MOSCOW -- A leading member of the Russian punk protest band Pussy Riot has been fined for evading community service.
A court in Moscow on July 11 ordered Maria Alyokhina to pay a fine of 400,000 rubles ($6,500).
In April, a Moscow court ordered Alyokhina to perform 100 hours of community service for participating in an unauthorized protest against Russia's ban on the messaging app Telegram.
Earlier that month, Alyokhina and other activists threw paper planes -- Telegram's logo -- at the headquarters of the Federal Security Service (FSB) in Moscow's Lubyanka Square.
The demonstrators were charged with violating regulations on public gatherings.
Russian media regulator Roskomnadzor started blocking access to Telegram on April 16, following a court ruling against the popular messaging app days earlier.
The move to block Telegram has deepened concerns that the government is seeking to close avenues for dissent after President Vladimir Putin secured a new six-year term following elections in March.
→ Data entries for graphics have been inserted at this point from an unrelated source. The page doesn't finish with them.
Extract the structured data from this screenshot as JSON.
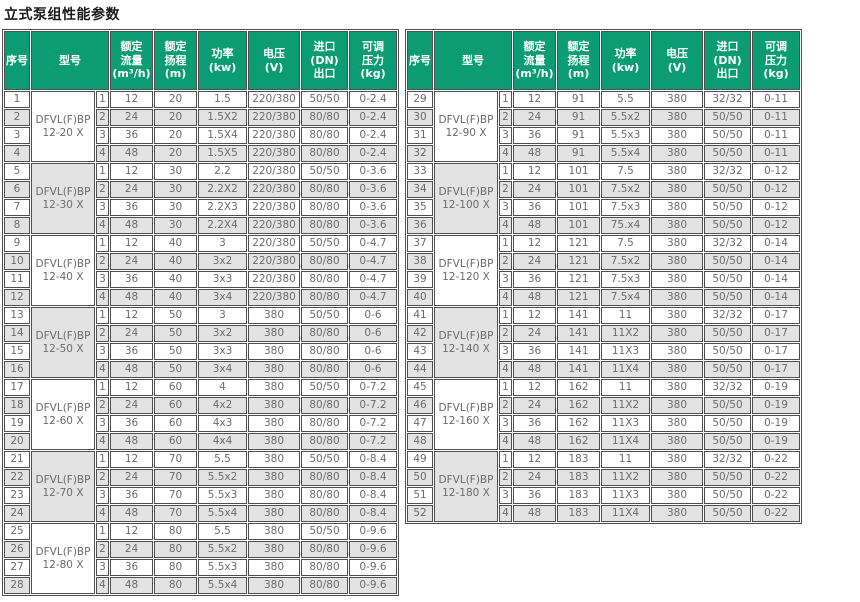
{
  "title": "立式泵组性能参数",
  "colors": {
    "header_bg": "#0c9c73",
    "header_text": "#ffffff",
    "row_alt_bg": "#e3e3e3",
    "border": "#4f4f4f",
    "body_text": "#6b6b6b",
    "title_text": "#1a1a1a"
  },
  "header_columns": [
    {
      "id": "serial",
      "lines": [
        "序号"
      ]
    },
    {
      "id": "model",
      "lines": [
        "型号"
      ]
    },
    {
      "id": "flow",
      "lines": [
        "额定",
        "流量",
        "(m³/h)"
      ]
    },
    {
      "id": "head",
      "lines": [
        "额定",
        "扬程",
        "(m)"
      ]
    },
    {
      "id": "power",
      "lines": [
        "功率",
        "(kw)"
      ]
    },
    {
      "id": "voltage",
      "lines": [
        "电压",
        "(V)"
      ]
    },
    {
      "id": "dn",
      "lines": [
        "进口",
        "(DN)",
        "出口"
      ]
    },
    {
      "id": "pressure",
      "lines": [
        "可调",
        "压力",
        "(kg)"
      ]
    }
  ],
  "tables": [
    {
      "id": "left",
      "groups": [
        {
          "model": [
            "DFVL(F)BP",
            "12-20 X"
          ],
          "rows": [
            [
              "1",
              "1",
              "12",
              "20",
              "1.5",
              "220/380",
              "50/50",
              "0-2.4"
            ],
            [
              "2",
              "2",
              "24",
              "20",
              "1.5X2",
              "220/380",
              "80/80",
              "0-2.4"
            ],
            [
              "3",
              "3",
              "36",
              "20",
              "1.5X4",
              "220/380",
              "80/80",
              "0-2.4"
            ],
            [
              "4",
              "4",
              "48",
              "20",
              "1.5X5",
              "220/380",
              "80/80",
              "0-2.4"
            ]
          ]
        },
        {
          "model": [
            "DFVL(F)BP",
            "12-30 X"
          ],
          "rows": [
            [
              "5",
              "1",
              "12",
              "30",
              "2.2",
              "220/380",
              "50/50",
              "0-3.6"
            ],
            [
              "6",
              "2",
              "24",
              "30",
              "2.2X2",
              "220/380",
              "80/80",
              "0-3.6"
            ],
            [
              "7",
              "3",
              "36",
              "30",
              "2.2X3",
              "220/380",
              "80/80",
              "0-3.6"
            ],
            [
              "8",
              "4",
              "48",
              "30",
              "2.2X4",
              "220/380",
              "80/80",
              "0-3.6"
            ]
          ]
        },
        {
          "model": [
            "DFVL(F)BP",
            "12-40 X"
          ],
          "rows": [
            [
              "9",
              "1",
              "12",
              "40",
              "3",
              "220/380",
              "50/50",
              "0-4.7"
            ],
            [
              "10",
              "2",
              "24",
              "40",
              "3x2",
              "220/380",
              "80/80",
              "0-4.7"
            ],
            [
              "11",
              "3",
              "36",
              "40",
              "3x3",
              "220/380",
              "80/80",
              "0-4.7"
            ],
            [
              "12",
              "4",
              "48",
              "40",
              "3x4",
              "220/380",
              "80/80",
              "0-4.7"
            ]
          ]
        },
        {
          "model": [
            "DFVL(F)BP",
            "12-50 X"
          ],
          "rows": [
            [
              "13",
              "1",
              "12",
              "50",
              "3",
              "380",
              "50/50",
              "0-6"
            ],
            [
              "14",
              "2",
              "24",
              "50",
              "3x2",
              "380",
              "80/80",
              "0-6"
            ],
            [
              "15",
              "3",
              "36",
              "50",
              "3x3",
              "380",
              "80/80",
              "0-6"
            ],
            [
              "16",
              "4",
              "48",
              "50",
              "3x4",
              "380",
              "80/80",
              "0-6"
            ]
          ]
        },
        {
          "model": [
            "DFVL(F)BP",
            "12-60 X"
          ],
          "rows": [
            [
              "17",
              "1",
              "12",
              "60",
              "4",
              "380",
              "50/50",
              "0-7.2"
            ],
            [
              "18",
              "2",
              "24",
              "60",
              "4x2",
              "380",
              "80/80",
              "0-7.2"
            ],
            [
              "19",
              "3",
              "36",
              "60",
              "4x3",
              "380",
              "80/80",
              "0-7.2"
            ],
            [
              "20",
              "4",
              "48",
              "60",
              "4x4",
              "380",
              "80/80",
              "0-7.2"
            ]
          ]
        },
        {
          "model": [
            "DFVL(F)BP",
            "12-70 X"
          ],
          "rows": [
            [
              "21",
              "1",
              "12",
              "70",
              "5.5",
              "380",
              "50/50",
              "0-8.4"
            ],
            [
              "22",
              "2",
              "24",
              "70",
              "5.5x2",
              "380",
              "80/80",
              "0-8.4"
            ],
            [
              "23",
              "3",
              "36",
              "70",
              "5.5x3",
              "380",
              "80/80",
              "0-8.4"
            ],
            [
              "24",
              "4",
              "48",
              "70",
              "5.5x4",
              "380",
              "80/80",
              "0-8.4"
            ]
          ]
        },
        {
          "model": [
            "DFVL(F)BP",
            "12-80 X"
          ],
          "rows": [
            [
              "25",
              "1",
              "12",
              "80",
              "5.5",
              "380",
              "50/50",
              "0-9.6"
            ],
            [
              "26",
              "2",
              "24",
              "80",
              "5.5x2",
              "380",
              "80/80",
              "0-9.6"
            ],
            [
              "27",
              "3",
              "36",
              "80",
              "5.5x3",
              "380",
              "80/80",
              "0-9.6"
            ],
            [
              "28",
              "4",
              "48",
              "80",
              "5.5x4",
              "380",
              "80/80",
              "0-9.6"
            ]
          ]
        }
      ]
    },
    {
      "id": "right",
      "groups": [
        {
          "model": [
            "DFVL(F)BP",
            "12-90 X"
          ],
          "rows": [
            [
              "29",
              "1",
              "12",
              "91",
              "5.5",
              "380",
              "32/32",
              "0-11"
            ],
            [
              "30",
              "2",
              "24",
              "91",
              "5.5x2",
              "380",
              "50/50",
              "0-11"
            ],
            [
              "31",
              "3",
              "36",
              "91",
              "5.5x3",
              "380",
              "50/50",
              "0-11"
            ],
            [
              "32",
              "4",
              "48",
              "91",
              "5.5x4",
              "380",
              "50/50",
              "0-11"
            ]
          ]
        },
        {
          "model": [
            "DFVL(F)BP",
            "12-100 X"
          ],
          "rows": [
            [
              "33",
              "1",
              "12",
              "101",
              "7.5",
              "380",
              "32/32",
              "0-12"
            ],
            [
              "34",
              "2",
              "24",
              "101",
              "7.5x2",
              "380",
              "50/50",
              "0-12"
            ],
            [
              "35",
              "3",
              "36",
              "101",
              "7.5x3",
              "380",
              "50/50",
              "0-12"
            ],
            [
              "36",
              "4",
              "48",
              "101",
              "75.x4",
              "380",
              "50/50",
              "0-12"
            ]
          ]
        },
        {
          "model": [
            "DFVL(F)BP",
            "12-120 X"
          ],
          "rows": [
            [
              "37",
              "1",
              "12",
              "121",
              "7.5",
              "380",
              "32/32",
              "0-14"
            ],
            [
              "38",
              "2",
              "24",
              "121",
              "7.5x2",
              "380",
              "50/50",
              "0-14"
            ],
            [
              "39",
              "3",
              "36",
              "121",
              "7.5x3",
              "380",
              "50/50",
              "0-14"
            ],
            [
              "40",
              "4",
              "48",
              "121",
              "7.5x4",
              "380",
              "50/50",
              "0-14"
            ]
          ]
        },
        {
          "model": [
            "DFVL(F)BP",
            "12-140 X"
          ],
          "rows": [
            [
              "41",
              "1",
              "12",
              "141",
              "11",
              "380",
              "32/32",
              "0-17"
            ],
            [
              "42",
              "2",
              "24",
              "141",
              "11X2",
              "380",
              "50/50",
              "0-17"
            ],
            [
              "43",
              "3",
              "36",
              "141",
              "11X3",
              "380",
              "50/50",
              "0-17"
            ],
            [
              "44",
              "4",
              "48",
              "141",
              "11X4",
              "380",
              "50/50",
              "0-17"
            ]
          ]
        },
        {
          "model": [
            "DFVL(F)BP",
            "12-160 X"
          ],
          "rows": [
            [
              "45",
              "1",
              "12",
              "162",
              "11",
              "380",
              "32/32",
              "0-19"
            ],
            [
              "46",
              "2",
              "24",
              "162",
              "11X2",
              "380",
              "50/50",
              "0-19"
            ],
            [
              "47",
              "3",
              "36",
              "162",
              "11X3",
              "380",
              "50/50",
              "0-19"
            ],
            [
              "48",
              "4",
              "48",
              "162",
              "11X4",
              "380",
              "50/50",
              "0-19"
            ]
          ]
        },
        {
          "model": [
            "DFVL(F)BP",
            "12-180 X"
          ],
          "rows": [
            [
              "49",
              "1",
              "12",
              "183",
              "11",
              "380",
              "32/32",
              "0-22"
            ],
            [
              "50",
              "2",
              "24",
              "183",
              "11X2",
              "380",
              "50/50",
              "0-22"
            ],
            [
              "51",
              "3",
              "36",
              "183",
              "11X3",
              "380",
              "50/50",
              "0-22"
            ],
            [
              "52",
              "4",
              "48",
              "183",
              "11X4",
              "380",
              "50/50",
              "0-22"
            ]
          ]
        }
      ]
    }
  ]
}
Pussy Riot came to prominence in 2012, when Alyokhina and two other women were convicted of "hooliganism motivated by religious hatred" for a stunt in which band members burst into Moscow's Christ the Savior Cathedral and sang a "punk prayer" against Putin, who was prime minister and campaigning for his return to the presidency at the time.
Alyokhina and bandmate Nadezhda Tolokonnikova were close to the end of their two-year prison sentences when they were freed in December 2013, under an amnesty they dismissed as a propaganda stunt to improve Putin's image ahead of the 2014 Sochi Winter Olympics.